Americans’ confidence in the economy is slowly increasing, and has significantly improved from the mid-October shutdown.
This suggests that record-high U.S. stock market prices and the Bureau of Labor Statistics report of better-than-expected job gains in October may have boosted Americans’ confidence. Increasing confidence also indicates that the well-publicized technical problems plaguing the federal health exchange website have not affected Americans’ views of the economy.
Americans’ confidence appears to be recovering more slowly than it did after other recent instances of partisan brinkmanship. However, economic confidence took about five months to recover after the 2011 debt ceiling crisis, likely related to the subsequent downgrading of the U.S. credit rating and plummeting stock prices, set against the backdrop of a generally weaker economy at that time. Now that the shutdown has ended, the recovery in confidence is occurring as a reverse mirror image of the decline, with the outlook component improving more than ratings of current conditions.
The euro recovery lost steam.
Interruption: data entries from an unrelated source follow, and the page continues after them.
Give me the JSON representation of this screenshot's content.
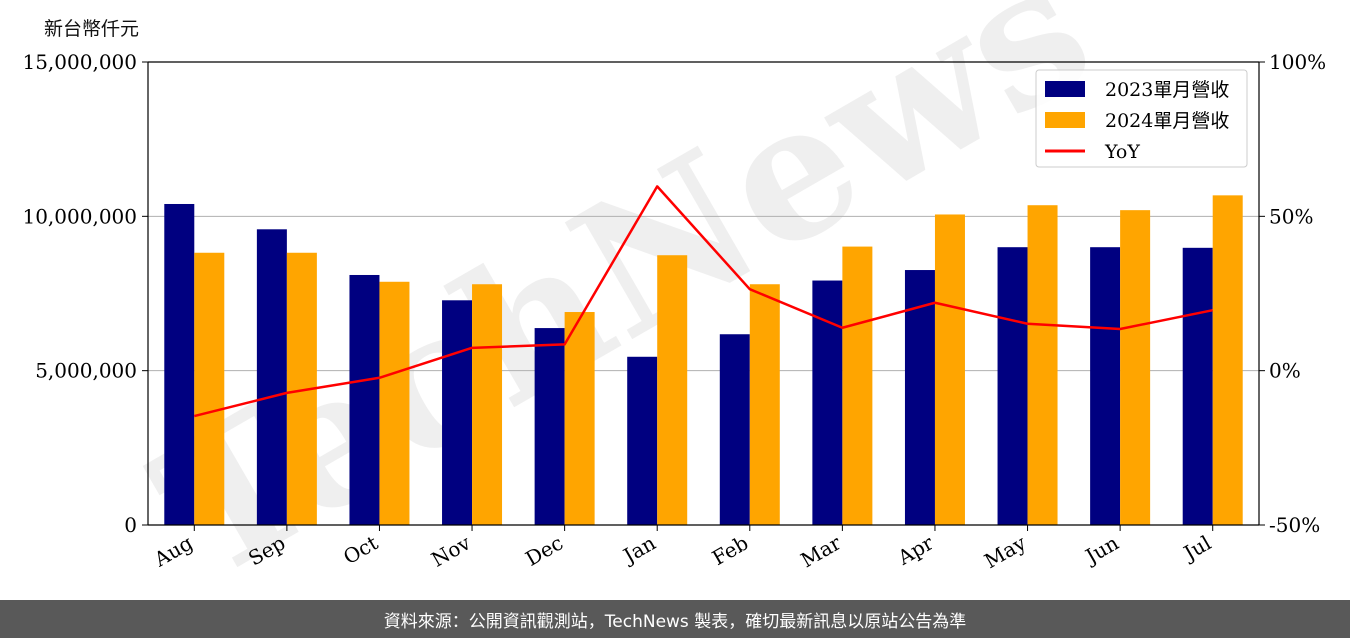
{
  "unit_label": "新台幣仟元",
  "footer_text": "資料來源：公開資訊觀測站，TechNews 製表，確切最新訊息以原站公告為準",
  "watermark_text": "TechNews",
  "chart_data": {
    "type": "bar",
    "categories": [
      "Aug",
      "Sep",
      "Oct",
      "Nov",
      "Dec",
      "Jan",
      "Feb",
      "Mar",
      "Apr",
      "May",
      "Jun",
      "Jul"
    ],
    "series": [
      {
        "name": "2023單月營收",
        "type": "bar",
        "axis": "left",
        "color": "#000080",
        "values": [
          10400000,
          9580000,
          8100000,
          7280000,
          6380000,
          5450000,
          6180000,
          7920000,
          8260000,
          9000000,
          9000000,
          8980000
        ]
      },
      {
        "name": "2024單月營收",
        "type": "bar",
        "axis": "left",
        "color": "#FFA500",
        "values": [
          8820000,
          8820000,
          7880000,
          7800000,
          6900000,
          8740000,
          7800000,
          9020000,
          10060000,
          10360000,
          10200000,
          10680000
        ]
      },
      {
        "name": "YoY",
        "type": "line",
        "axis": "right",
        "color": "#FF0000",
        "values": [
          -14.7,
          -7.2,
          -2.3,
          7.4,
          8.5,
          59.7,
          26.4,
          13.9,
          22.0,
          15.2,
          13.5,
          19.6
        ]
      }
    ],
    "y_left": {
      "min": 0,
      "max": 15000000,
      "ticks": [
        0,
        5000000,
        10000000,
        15000000
      ],
      "tick_labels": [
        "0",
        "5,000,000",
        "10,000,000",
        "15,000,000"
      ]
    },
    "y_right": {
      "min": -50,
      "max": 100,
      "ticks": [
        -50,
        0,
        50,
        100
      ],
      "tick_labels": [
        "-50%",
        "0%",
        "50%",
        "100%"
      ]
    },
    "grid": "horizontal",
    "legend_position": "top-right"
  }
}
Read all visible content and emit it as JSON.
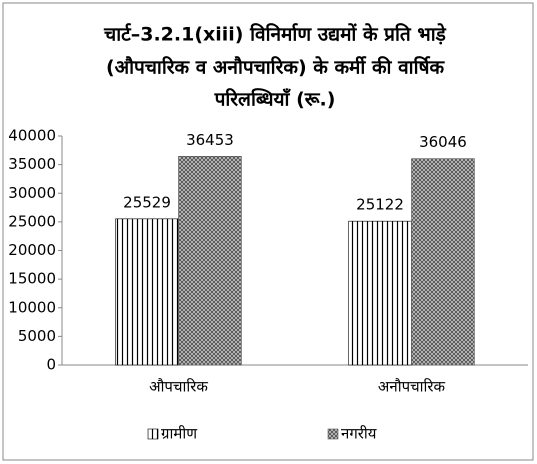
{
  "chart_data": {
    "type": "bar",
    "title": [
      "चार्ट–3.2.1(xiii) विनिर्माण उद्यमों के प्रति भाड़े",
      "(औपचारिक व अनौपचारिक) के कर्मी की वार्षिक",
      "परिलब्धियाँ (रू.)"
    ],
    "categories": [
      "औपचारिक",
      "अनौपचारिक"
    ],
    "series": [
      {
        "name": "ग्रामीण",
        "color": "#000000",
        "pattern": "vertical-lines",
        "values": [
          25529,
          25122
        ]
      },
      {
        "name": "नगरीय",
        "color": "#555555",
        "pattern": "crosshatch",
        "values": [
          36453,
          36046
        ]
      }
    ],
    "ylim": [
      0,
      40000
    ],
    "yticks": [
      0,
      5000,
      10000,
      15000,
      20000,
      25000,
      30000,
      35000,
      40000
    ],
    "grid": false,
    "legend": "bottom"
  }
}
Growth in Germany slowed. Third quarter economic expansion increased just 0.3%, versus 0.7% in the previous quarter. The French economy contracted, third quarter GDP shrank 0.1% and in the UK retail sales fell 0.7% due to falling fuel and telecom prices. All indicators were below expectations. It appears that Italy and Spain’s budgets will not conform to the tough debt rules previously agreed by them for guarantees for loan extensions.